I think what's really happening is the medication issue wont allow the physical to predominate becasue our perceptions of the physical have to be mediated by the mental.

Re: we gotta get this thing kick started again.

Posted: Sat Mar 16, 2013 12:11 am
by mdsimpson92
Metacrock wrote: Yes but I guess the dualism collapses on itself. It seems like mental and physical are valid dualism but really the physical collapses to a product of the mental.

the materialist take on consciousness does it backwards. Physical collapses into the mental because we access the physical through the mental. They try to collapse the mental into the physical by making it a side effect of the physical, an abortion, a product of brain chemistry it's just an illusion of the physical. That doesn't work becasue they answers so many things, like the hard problem.

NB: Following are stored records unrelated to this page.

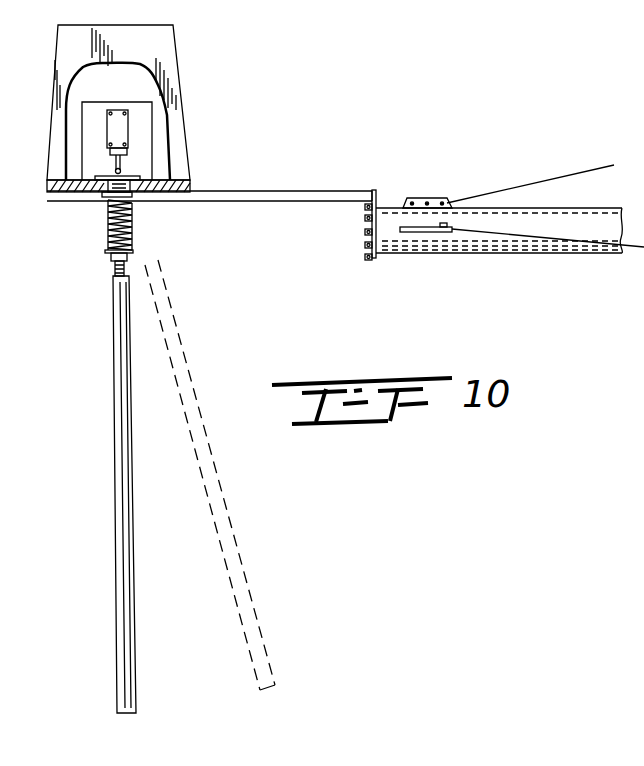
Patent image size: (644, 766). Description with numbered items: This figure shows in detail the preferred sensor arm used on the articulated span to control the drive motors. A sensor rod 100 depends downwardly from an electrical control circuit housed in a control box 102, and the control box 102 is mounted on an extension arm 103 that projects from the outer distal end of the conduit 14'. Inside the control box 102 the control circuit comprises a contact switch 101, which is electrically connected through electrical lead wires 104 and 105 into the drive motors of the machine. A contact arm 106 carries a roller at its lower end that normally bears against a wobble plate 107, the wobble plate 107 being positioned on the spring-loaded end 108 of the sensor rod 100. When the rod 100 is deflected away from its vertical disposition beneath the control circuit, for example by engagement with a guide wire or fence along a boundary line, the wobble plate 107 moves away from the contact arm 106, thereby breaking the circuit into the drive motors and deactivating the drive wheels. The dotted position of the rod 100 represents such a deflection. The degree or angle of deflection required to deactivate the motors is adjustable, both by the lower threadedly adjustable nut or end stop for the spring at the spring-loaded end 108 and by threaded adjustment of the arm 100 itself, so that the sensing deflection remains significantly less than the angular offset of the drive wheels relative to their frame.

The sensor rod 100 is at (115, 392).
The contact switch 101 is at (128, 118).
The control box 102 is at (177, 62).
The extension arm 103 is at (242, 202).
The electrical lead wire 104 is at (559, 177).
The electrical lead wire 105 is at (532, 238).
The contact arm 106 is at (130, 157).
The wobble plate 107 is at (147, 165).
The spring-loaded end 108 is at (130, 210).
The conduit 14' is at (499, 248).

I think what's really happening is the medication issue wont allow the physical to predominate becasue our perceptions of the physical have to be mediated by the mental.
Which is why I prefer something closer to dual aspect theory. The inherent problem with that is describing what the hell the substance is anyways.

On a positive note, both neutral and dual-aspect monism plays better into proto-panpsychism, which has fairly interesting issues by itself. Though as I mentioned before with a different article, physicalism practically requires panpsychism for it to work in describing the mental.